Lazorthes Y, Sallerin-Caute B, Verdie J C, Bastide R, Carillo J P
University Clinic of Neurosurgery, Medical Faculty of Rangueil, University Paul-Sabatier, Toulouse, France.
J Neurosurg. 1990 Mar;72(3):393-402. doi: 10.3171/jns.1990.72.3.0393.
Baclofen, the most effective drug for treating spasticity, is a specific agonist of gamma-aminobutyric acid-B receptors, and is very abundant in the superficial layers of the spinal cord. Given orally, baclofen does not easily penetrate the blood-brain barrier, and is distributed equally to the brain and spinal cord. Direct intrathecal administration was given in order to change the distribution of the drug by preferentially perfusing the spinal cord. Eighteen patients presenting a severe spastic syndrome were treated with chronic intrathecal infusion of baclofen in the lumbar cerebrospinal fluid. After clinical preselection, 38 patients were implanted with a lumbar access port allowing long-term trials in order to determine the efficacy of baclofen therapy and the effective 12-hour dose. The 18 patients selected for chronic administration were implanted with a programmable pump. The pathology in these cases was: multiple sclerosis (6 cases), posttrauma spastic syndrome (eight cases), and (one case each) cerebral palsy, ischemic cerebral lesion, spinal ischemia, and transverse myelitis. The mean follow-up period was 18 months (range 4 to 43 months). The clinical results were evaluated according to muscular hypertony on Ashworth's scale (changed for occurrence of painful spasms) and functional improvement. Results were better for spastic syndrome secondary to traumatic medullary lesion than for demyelinating disease. Hypertonia was improved in all cases as confirmed by the registration of the Hoffman (H) reflex. Painful muscular spasms disappeared in 14 of the 16 affected patients. Significant functional improvement was noted in nine patients and was considerable in three. The risk of side effects secondary to overdose (such as excessive hypotonia or central depression) and the absence of a specific baclofen antagonist stresses the necessity for accurate determination of the efficient dose.
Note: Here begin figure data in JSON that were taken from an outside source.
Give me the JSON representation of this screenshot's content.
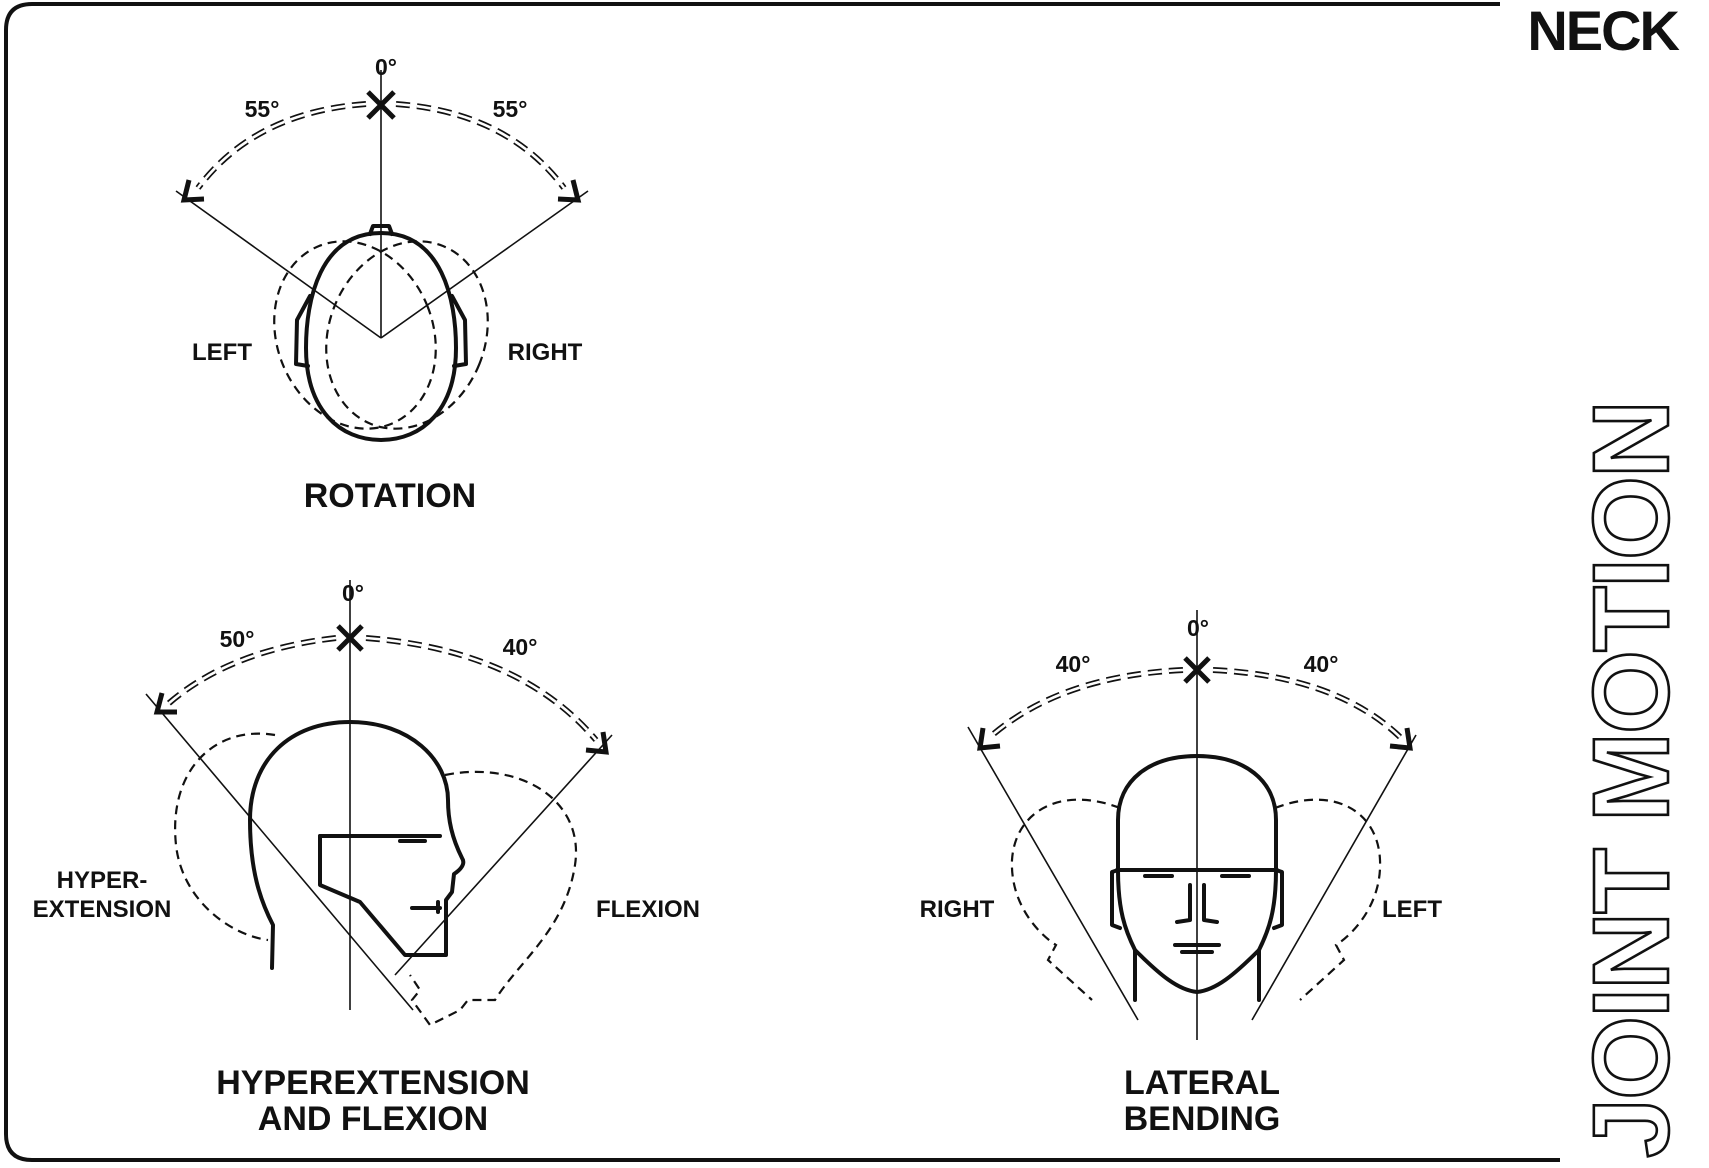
{
  "header": {
    "title": "NECK",
    "side_title": "JOINT MOTION"
  },
  "rotation": {
    "angles": {
      "center": "0°",
      "left": "55°",
      "right": "55°"
    },
    "side_labels": {
      "left": "LEFT",
      "right": "RIGHT"
    },
    "caption": "ROTATION"
  },
  "flexion": {
    "angles": {
      "center": "0°",
      "left": "50°",
      "right": "40°"
    },
    "side_labels": {
      "left_line1": "HYPER-",
      "left_line2": "EXTENSION",
      "right": "FLEXION"
    },
    "caption_line1": "HYPEREXTENSION",
    "caption_line2": "AND FLEXION"
  },
  "lateral": {
    "angles": {
      "center": "0°",
      "left": "40°",
      "right": "40°"
    },
    "side_labels": {
      "left": "RIGHT",
      "right": "LEFT"
    },
    "caption_line1": "LATERAL",
    "caption_line2": "BENDING"
  }
}
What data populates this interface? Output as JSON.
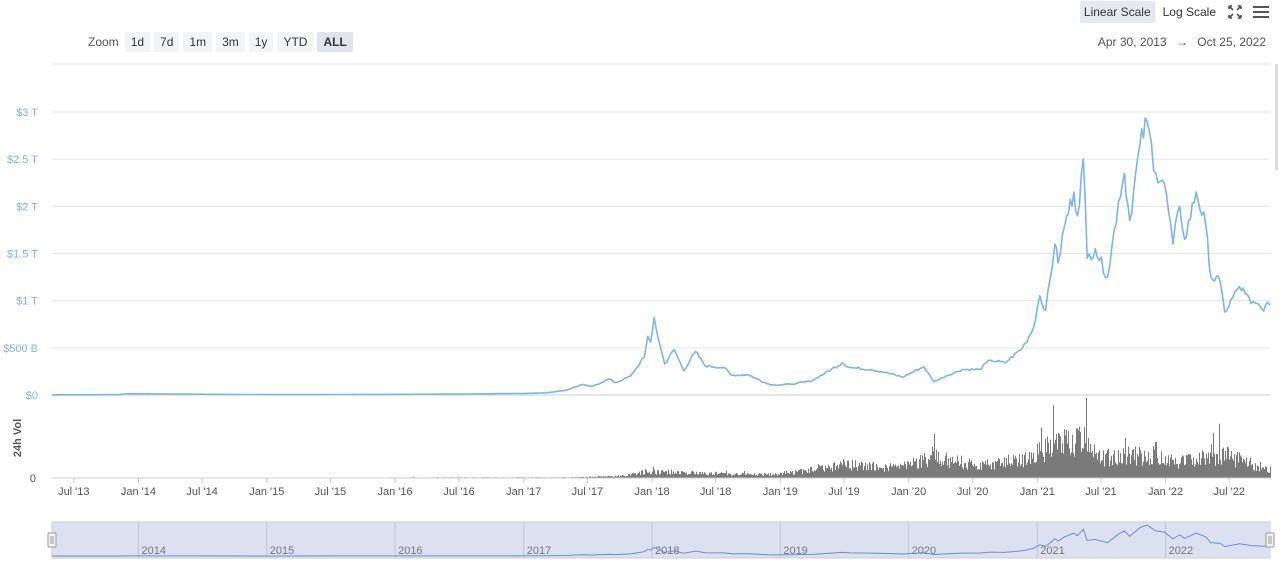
{
  "toolbar": {
    "linear_label": "Linear Scale",
    "log_label": "Log Scale",
    "active_scale": "linear"
  },
  "zoom": {
    "label": "Zoom",
    "options": [
      "1d",
      "7d",
      "1m",
      "3m",
      "1y",
      "YTD",
      "ALL"
    ],
    "selected": "ALL"
  },
  "date_range": {
    "start": "Apr 30, 2013",
    "arrow": "→",
    "end": "Oct 25, 2022"
  },
  "colors": {
    "line": "#7cb5ec",
    "volume": "#7a7a7a",
    "navigator_fill": "#dbe1f1",
    "grid": "#e6e6e6",
    "axis_text": "#7cb5ec"
  },
  "chart_data": {
    "type": "line",
    "ylabel": "",
    "x_range": [
      "2013-04-30",
      "2022-10-25"
    ],
    "y_range": [
      0,
      3000000000000
    ],
    "y_ticks": [
      {
        "value": 0,
        "label": "$0"
      },
      {
        "value": 500000000000,
        "label": "$500 B"
      },
      {
        "value": 1000000000000,
        "label": "$1 T"
      },
      {
        "value": 1500000000000,
        "label": "$1.5 T"
      },
      {
        "value": 2000000000000,
        "label": "$2 T"
      },
      {
        "value": 2500000000000,
        "label": "$2.5 T"
      },
      {
        "value": 3000000000000,
        "label": "$3 T"
      }
    ],
    "x_ticks": [
      {
        "date": "2013-07-01",
        "label": "Jul '13"
      },
      {
        "date": "2014-01-01",
        "label": "Jan '14"
      },
      {
        "date": "2014-07-01",
        "label": "Jul '14"
      },
      {
        "date": "2015-01-01",
        "label": "Jan '15"
      },
      {
        "date": "2015-07-01",
        "label": "Jul '15"
      },
      {
        "date": "2016-01-01",
        "label": "Jan '16"
      },
      {
        "date": "2016-07-01",
        "label": "Jul '16"
      },
      {
        "date": "2017-01-01",
        "label": "Jan '17"
      },
      {
        "date": "2017-07-01",
        "label": "Jul '17"
      },
      {
        "date": "2018-01-01",
        "label": "Jan '18"
      },
      {
        "date": "2018-07-01",
        "label": "Jul '18"
      },
      {
        "date": "2019-01-01",
        "label": "Jan '19"
      },
      {
        "date": "2019-07-01",
        "label": "Jul '19"
      },
      {
        "date": "2020-01-01",
        "label": "Jan '20"
      },
      {
        "date": "2020-07-01",
        "label": "Jul '20"
      },
      {
        "date": "2021-01-01",
        "label": "Jan '21"
      },
      {
        "date": "2021-07-01",
        "label": "Jul '21"
      },
      {
        "date": "2022-01-01",
        "label": "Jan '22"
      },
      {
        "date": "2022-07-01",
        "label": "Jul '22"
      }
    ],
    "series": [
      {
        "name": "",
        "points": [
          [
            "2013-04-30",
            1500000000.0
          ],
          [
            "2013-11-01",
            3000000000.0
          ],
          [
            "2013-12-04",
            14000000000.0
          ],
          [
            "2014-02-01",
            12000000000.0
          ],
          [
            "2014-07-01",
            8000000000.0
          ],
          [
            "2015-01-15",
            4000000000.0
          ],
          [
            "2015-07-01",
            5000000000.0
          ],
          [
            "2016-01-01",
            7000000000.0
          ],
          [
            "2016-07-01",
            10000000000.0
          ],
          [
            "2017-01-01",
            17000000000.0
          ],
          [
            "2017-03-01",
            22000000000.0
          ],
          [
            "2017-05-01",
            50000000000.0
          ],
          [
            "2017-06-15",
            110000000000.0
          ],
          [
            "2017-07-15",
            90000000000.0
          ],
          [
            "2017-09-01",
            170000000000.0
          ],
          [
            "2017-09-20",
            130000000000.0
          ],
          [
            "2017-11-01",
            200000000000.0
          ],
          [
            "2017-12-10",
            400000000000.0
          ],
          [
            "2017-12-20",
            620000000000.0
          ],
          [
            "2017-12-28",
            560000000000.0
          ],
          [
            "2018-01-07",
            820000000000.0
          ],
          [
            "2018-01-20",
            580000000000.0
          ],
          [
            "2018-02-06",
            330000000000.0
          ],
          [
            "2018-03-05",
            480000000000.0
          ],
          [
            "2018-04-01",
            260000000000.0
          ],
          [
            "2018-05-05",
            460000000000.0
          ],
          [
            "2018-06-01",
            310000000000.0
          ],
          [
            "2018-07-25",
            290000000000.0
          ],
          [
            "2018-08-15",
            210000000000.0
          ],
          [
            "2018-10-01",
            215000000000.0
          ],
          [
            "2018-11-25",
            120000000000.0
          ],
          [
            "2018-12-15",
            105000000000.0
          ],
          [
            "2019-02-01",
            115000000000.0
          ],
          [
            "2019-04-01",
            150000000000.0
          ],
          [
            "2019-06-26",
            340000000000.0
          ],
          [
            "2019-07-20",
            290000000000.0
          ],
          [
            "2019-09-15",
            270000000000.0
          ],
          [
            "2019-10-26",
            240000000000.0
          ],
          [
            "2019-12-15",
            190000000000.0
          ],
          [
            "2020-02-13",
            300000000000.0
          ],
          [
            "2020-03-13",
            140000000000.0
          ],
          [
            "2020-04-15",
            200000000000.0
          ],
          [
            "2020-06-01",
            270000000000.0
          ],
          [
            "2020-07-20",
            270000000000.0
          ],
          [
            "2020-08-20",
            370000000000.0
          ],
          [
            "2020-10-01",
            340000000000.0
          ],
          [
            "2020-11-20",
            500000000000.0
          ],
          [
            "2020-12-20",
            700000000000.0
          ],
          [
            "2021-01-08",
            1050000000000.0
          ],
          [
            "2021-01-25",
            900000000000.0
          ],
          [
            "2021-02-20",
            1600000000000.0
          ],
          [
            "2021-03-01",
            1400000000000.0
          ],
          [
            "2021-03-20",
            1800000000000.0
          ],
          [
            "2021-04-15",
            2150000000000.0
          ],
          [
            "2021-04-25",
            1900000000000.0
          ],
          [
            "2021-05-12",
            2500000000000.0
          ],
          [
            "2021-05-23",
            1450000000000.0
          ],
          [
            "2021-06-15",
            1550000000000.0
          ],
          [
            "2021-07-20",
            1250000000000.0
          ],
          [
            "2021-08-20",
            2050000000000.0
          ],
          [
            "2021-09-06",
            2350000000000.0
          ],
          [
            "2021-09-21",
            1850000000000.0
          ],
          [
            "2021-10-20",
            2650000000000.0
          ],
          [
            "2021-11-09",
            2900000000000.0
          ],
          [
            "2021-12-04",
            2350000000000.0
          ],
          [
            "2021-12-28",
            2250000000000.0
          ],
          [
            "2022-01-22",
            1600000000000.0
          ],
          [
            "2022-02-10",
            2000000000000.0
          ],
          [
            "2022-02-24",
            1650000000000.0
          ],
          [
            "2022-03-29",
            2150000000000.0
          ],
          [
            "2022-04-25",
            1800000000000.0
          ],
          [
            "2022-05-10",
            1250000000000.0
          ],
          [
            "2022-06-05",
            1200000000000.0
          ],
          [
            "2022-06-18",
            880000000000.0
          ],
          [
            "2022-07-30",
            1150000000000.0
          ],
          [
            "2022-08-15",
            1080000000000.0
          ],
          [
            "2022-09-01",
            970000000000.0
          ],
          [
            "2022-09-15",
            970000000000.0
          ],
          [
            "2022-10-01",
            920000000000.0
          ],
          [
            "2022-10-25",
            950000000000.0
          ]
        ]
      }
    ],
    "volume_axis": {
      "label": "24h Vol",
      "ticks": [
        {
          "value": 0,
          "label": "0"
        }
      ]
    },
    "volume_profile": [
      [
        "2013-04-30",
        0.0
      ],
      [
        "2017-06-01",
        0.01
      ],
      [
        "2017-10-01",
        0.03
      ],
      [
        "2017-12-20",
        0.1
      ],
      [
        "2018-06-01",
        0.07
      ],
      [
        "2018-12-01",
        0.05
      ],
      [
        "2019-04-01",
        0.12
      ],
      [
        "2019-07-01",
        0.2
      ],
      [
        "2019-12-01",
        0.15
      ],
      [
        "2020-03-13",
        0.32
      ],
      [
        "2020-07-01",
        0.18
      ],
      [
        "2020-12-01",
        0.28
      ],
      [
        "2021-02-01",
        0.45
      ],
      [
        "2021-05-19",
        0.6
      ],
      [
        "2021-07-01",
        0.3
      ],
      [
        "2021-09-01",
        0.35
      ],
      [
        "2021-12-01",
        0.3
      ],
      [
        "2022-02-01",
        0.25
      ],
      [
        "2022-06-15",
        0.35
      ],
      [
        "2022-10-25",
        0.12
      ]
    ],
    "volume_spikes": [
      [
        "2021-05-19",
        1.0
      ],
      [
        "2021-04-23",
        0.62
      ],
      [
        "2021-01-11",
        0.63
      ],
      [
        "2021-09-07",
        0.5
      ],
      [
        "2021-11-26",
        0.4
      ],
      [
        "2022-05-10",
        0.42
      ],
      [
        "2022-06-13",
        0.38
      ],
      [
        "2020-03-13",
        0.55
      ],
      [
        "2021-02-23",
        0.55
      ],
      [
        "2021-12-04",
        0.45
      ]
    ],
    "navigator": {
      "year_labels": [
        "2014",
        "2015",
        "2016",
        "2017",
        "2018",
        "2019",
        "2020",
        "2021",
        "2022"
      ]
    }
  }
}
After an initial titration period and adjustment of the therapeutic dose, the individual doses were from 21 to 500 micrograms/24 hrs (mean 160 micrograms/24 hrs). This new conservative method is very effective, perfectly reversible, and safe when administered in conditions favorable to its use.
巴氯芬是治疗痉挛最有效的药物,是γ-氨基丁酸-B受体的特异性激动剂,在脊髓浅层中含量非常丰富。口服时,巴氯芬不易穿透血脑屏障,在脑和脊髓中的分布相同。为了通过优先灌注脊髓来改变药物的分布,采用了直接鞘内给药。18例患有严重痉挛综合征的患者接受了腰段脑脊液慢性鞘内输注巴氯芬治疗。经过临床预选,38例患者植入了腰段接入端口以进行长期试验,以确定巴氯芬治疗的疗效和有效的12小时剂量。选择进行慢性给药的18例患者植入了可编程泵。这些病例的病理情况为:多发性硬化症(6例)、创伤后痉挛综合征(8例),以及脑瘫、缺血性脑病变、脊髓缺血和横贯性脊髓炎各1例。平均随访期为18个月(范围4至43个月)。根据Ashworth量表上的肌肉张力亢进情况(因疼痛性痉挛的发生而改变)和功能改善情况对临床结果进行评估。创伤性脊髓损伤继发的痉挛综合征的结果优于脱髓鞘疾病。如霍夫曼(H)反射记录所证实,所有病例的肌张力亢进均得到改善。16例受影响患者中有14例疼痛性肌肉痉挛消失。9例患者有显著的功能改善,3例患者改善明显。过量用药继发副作用(如过度肌张力减退或中枢抑制)的风险以及缺乏特异性巴氯芬拮抗剂强调了准确确定有效剂量的必要性。经过初始滴定期和治疗剂量调整后,个体剂量为21至500微克/24小时(平均160微克/24小时)。这种新的保守方法非常有效、完全可逆,并且在有利于其使用的条件下给药时是安全的。